The Petroleum Products Marketing Company (PPMC) has faulted the calls by federal legislators for PPMC to appear before the legislators to explain why the company paid out N300bn as fuel subsidy without National Assembly’s approval.
Speaking on Friday on a TV discussion programme, Managing Director of PPMC, Umar Ajiya said the act establishing the NNPC covers for any extra cost incurred on importation.
“The act establishing us and the national assembly knows clearly that in that same act, there is a provision that we can run our operations and recover our cost fully,” he said.
“There is a difference between the landing cost and the price we are selling clearly but that is part of our core structure.
“The NNPC act is a law in itself and the national assembly is the one responsible for enacting laws so if there is any remedy or solution as one of the senators said, the issue is to look into the act establishing these entities NNPC, CBN etc.”

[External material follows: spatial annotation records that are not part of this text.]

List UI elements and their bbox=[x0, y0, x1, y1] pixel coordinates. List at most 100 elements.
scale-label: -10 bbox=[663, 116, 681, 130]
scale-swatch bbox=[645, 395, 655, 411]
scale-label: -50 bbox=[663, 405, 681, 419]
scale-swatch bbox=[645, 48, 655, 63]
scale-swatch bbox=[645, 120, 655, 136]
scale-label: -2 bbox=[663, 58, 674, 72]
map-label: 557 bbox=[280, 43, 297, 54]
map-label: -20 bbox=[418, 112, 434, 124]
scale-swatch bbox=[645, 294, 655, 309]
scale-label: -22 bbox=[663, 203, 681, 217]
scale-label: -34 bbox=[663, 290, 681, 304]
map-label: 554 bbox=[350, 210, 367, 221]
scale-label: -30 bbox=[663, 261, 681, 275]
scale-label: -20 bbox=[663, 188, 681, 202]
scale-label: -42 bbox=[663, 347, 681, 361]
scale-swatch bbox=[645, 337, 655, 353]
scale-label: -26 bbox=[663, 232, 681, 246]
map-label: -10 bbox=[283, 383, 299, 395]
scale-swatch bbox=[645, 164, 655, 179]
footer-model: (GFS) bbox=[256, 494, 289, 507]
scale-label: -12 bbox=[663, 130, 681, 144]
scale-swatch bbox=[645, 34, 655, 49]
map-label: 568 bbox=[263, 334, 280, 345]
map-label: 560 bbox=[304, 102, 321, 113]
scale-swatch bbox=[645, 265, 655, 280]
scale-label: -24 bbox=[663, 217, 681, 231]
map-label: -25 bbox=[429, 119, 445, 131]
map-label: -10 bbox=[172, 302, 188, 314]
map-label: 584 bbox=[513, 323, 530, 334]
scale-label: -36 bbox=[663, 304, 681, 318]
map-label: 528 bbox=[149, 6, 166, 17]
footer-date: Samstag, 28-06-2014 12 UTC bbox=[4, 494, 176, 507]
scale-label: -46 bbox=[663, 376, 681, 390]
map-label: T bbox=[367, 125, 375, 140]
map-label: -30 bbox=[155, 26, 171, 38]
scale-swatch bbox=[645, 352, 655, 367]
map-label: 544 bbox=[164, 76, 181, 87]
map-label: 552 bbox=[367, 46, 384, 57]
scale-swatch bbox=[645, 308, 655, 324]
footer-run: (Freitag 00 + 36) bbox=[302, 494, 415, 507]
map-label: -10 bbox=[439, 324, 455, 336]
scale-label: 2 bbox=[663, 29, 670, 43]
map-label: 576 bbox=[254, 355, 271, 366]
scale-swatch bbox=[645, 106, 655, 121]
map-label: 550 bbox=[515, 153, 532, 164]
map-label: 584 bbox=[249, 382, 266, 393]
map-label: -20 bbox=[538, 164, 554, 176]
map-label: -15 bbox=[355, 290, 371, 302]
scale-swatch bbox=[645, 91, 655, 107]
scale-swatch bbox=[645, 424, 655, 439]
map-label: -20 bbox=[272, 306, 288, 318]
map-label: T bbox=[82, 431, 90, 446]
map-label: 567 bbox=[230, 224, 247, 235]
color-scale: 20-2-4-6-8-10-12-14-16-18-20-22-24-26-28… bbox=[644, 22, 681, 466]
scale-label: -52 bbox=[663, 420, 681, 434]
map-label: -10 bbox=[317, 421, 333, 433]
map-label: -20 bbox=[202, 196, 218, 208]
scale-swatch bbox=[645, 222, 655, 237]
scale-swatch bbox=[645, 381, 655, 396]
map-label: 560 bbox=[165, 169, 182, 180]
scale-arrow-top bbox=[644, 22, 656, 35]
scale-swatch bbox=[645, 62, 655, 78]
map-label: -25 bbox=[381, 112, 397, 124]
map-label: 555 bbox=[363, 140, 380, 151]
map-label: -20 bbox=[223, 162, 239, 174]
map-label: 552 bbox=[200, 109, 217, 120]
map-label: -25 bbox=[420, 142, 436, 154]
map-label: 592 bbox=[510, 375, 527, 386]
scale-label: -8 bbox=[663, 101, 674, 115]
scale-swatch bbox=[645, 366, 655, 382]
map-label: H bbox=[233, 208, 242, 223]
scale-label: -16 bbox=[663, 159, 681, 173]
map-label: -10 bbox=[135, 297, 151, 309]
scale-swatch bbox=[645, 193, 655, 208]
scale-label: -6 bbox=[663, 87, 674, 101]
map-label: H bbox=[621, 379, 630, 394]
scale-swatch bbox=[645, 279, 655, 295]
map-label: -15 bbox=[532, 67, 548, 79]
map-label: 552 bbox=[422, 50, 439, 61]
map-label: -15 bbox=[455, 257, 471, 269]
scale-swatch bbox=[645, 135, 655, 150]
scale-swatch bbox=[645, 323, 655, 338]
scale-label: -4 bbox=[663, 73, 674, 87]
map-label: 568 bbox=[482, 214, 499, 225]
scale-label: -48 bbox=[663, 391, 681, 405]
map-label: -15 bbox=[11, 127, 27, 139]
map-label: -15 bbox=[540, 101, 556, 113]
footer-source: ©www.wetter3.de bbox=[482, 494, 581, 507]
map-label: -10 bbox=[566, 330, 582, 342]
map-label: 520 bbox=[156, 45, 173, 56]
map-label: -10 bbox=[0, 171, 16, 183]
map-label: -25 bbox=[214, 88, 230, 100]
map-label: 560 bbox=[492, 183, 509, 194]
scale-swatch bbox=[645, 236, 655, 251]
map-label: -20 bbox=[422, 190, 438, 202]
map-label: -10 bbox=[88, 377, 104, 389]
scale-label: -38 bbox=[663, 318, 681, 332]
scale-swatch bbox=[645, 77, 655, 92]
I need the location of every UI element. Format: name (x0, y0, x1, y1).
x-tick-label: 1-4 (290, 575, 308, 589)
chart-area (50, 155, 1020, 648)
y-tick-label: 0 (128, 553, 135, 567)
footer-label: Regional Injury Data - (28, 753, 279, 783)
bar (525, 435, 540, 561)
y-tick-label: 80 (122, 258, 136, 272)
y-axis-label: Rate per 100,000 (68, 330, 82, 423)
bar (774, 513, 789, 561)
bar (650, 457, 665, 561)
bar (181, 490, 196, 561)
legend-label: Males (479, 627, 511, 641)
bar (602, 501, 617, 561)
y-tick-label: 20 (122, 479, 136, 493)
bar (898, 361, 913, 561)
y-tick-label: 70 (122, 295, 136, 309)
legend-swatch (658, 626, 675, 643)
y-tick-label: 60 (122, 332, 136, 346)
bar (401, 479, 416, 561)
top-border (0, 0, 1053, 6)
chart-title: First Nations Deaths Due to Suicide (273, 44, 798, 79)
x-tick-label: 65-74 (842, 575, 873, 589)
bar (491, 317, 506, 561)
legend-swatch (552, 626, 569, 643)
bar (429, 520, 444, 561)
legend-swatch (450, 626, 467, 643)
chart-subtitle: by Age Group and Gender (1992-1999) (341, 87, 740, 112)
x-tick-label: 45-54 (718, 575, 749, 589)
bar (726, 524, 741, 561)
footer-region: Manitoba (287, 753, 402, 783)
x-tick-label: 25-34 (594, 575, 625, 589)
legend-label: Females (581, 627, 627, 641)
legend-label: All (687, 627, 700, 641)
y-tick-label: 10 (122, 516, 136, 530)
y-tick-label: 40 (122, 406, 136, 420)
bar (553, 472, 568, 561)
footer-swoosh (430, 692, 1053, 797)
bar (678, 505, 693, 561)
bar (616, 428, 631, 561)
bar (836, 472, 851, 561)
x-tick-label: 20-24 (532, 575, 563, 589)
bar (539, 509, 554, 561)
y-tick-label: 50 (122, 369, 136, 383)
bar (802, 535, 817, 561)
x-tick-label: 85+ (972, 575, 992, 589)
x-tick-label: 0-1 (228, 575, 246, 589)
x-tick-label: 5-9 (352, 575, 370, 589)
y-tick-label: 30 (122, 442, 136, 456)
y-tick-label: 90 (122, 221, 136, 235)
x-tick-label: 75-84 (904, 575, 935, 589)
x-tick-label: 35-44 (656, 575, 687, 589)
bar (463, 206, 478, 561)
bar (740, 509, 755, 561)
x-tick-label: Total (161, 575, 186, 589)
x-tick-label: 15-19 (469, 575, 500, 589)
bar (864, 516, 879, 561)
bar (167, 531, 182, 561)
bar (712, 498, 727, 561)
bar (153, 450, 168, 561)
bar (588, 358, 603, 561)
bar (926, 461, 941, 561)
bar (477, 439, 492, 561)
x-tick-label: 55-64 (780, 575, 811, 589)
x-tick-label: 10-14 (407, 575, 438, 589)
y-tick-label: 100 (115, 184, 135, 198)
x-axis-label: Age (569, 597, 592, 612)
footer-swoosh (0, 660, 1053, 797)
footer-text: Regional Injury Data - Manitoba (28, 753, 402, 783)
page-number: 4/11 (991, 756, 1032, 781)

However, Ajiya refused to use the term subsidy, saying: “For us, it is not a question of subsidy; we don’t know what subsidy is because it was not budgeted for.”
During the height of petrol scarcity in December, Maikanti Baru, NNPC group managing director, said the landing cost of petrol had increased to N171.
Marketers had complained that they could not be selling the products at N145 when the landing had reached N171.
But Ajiya agreed that the corporation had been paying N26 to make up for the gap between the landing cost and approved pump price.
He said being the sole importer has put a burden on the finances of NNPC.
“It’s not totally in favour of NNPC. Let me clarify one fact, NNPC is not desirous of being the sole importer of products because for one, it puts a severe burden on our financial position as a corporation,” he said.
“It is a welcome idea if there are opportunities for private marketers to import; it is a highly welcome idea.”
Senators had described the extra payments on petrol as illegal because the oil firm did not seek approval from parliament.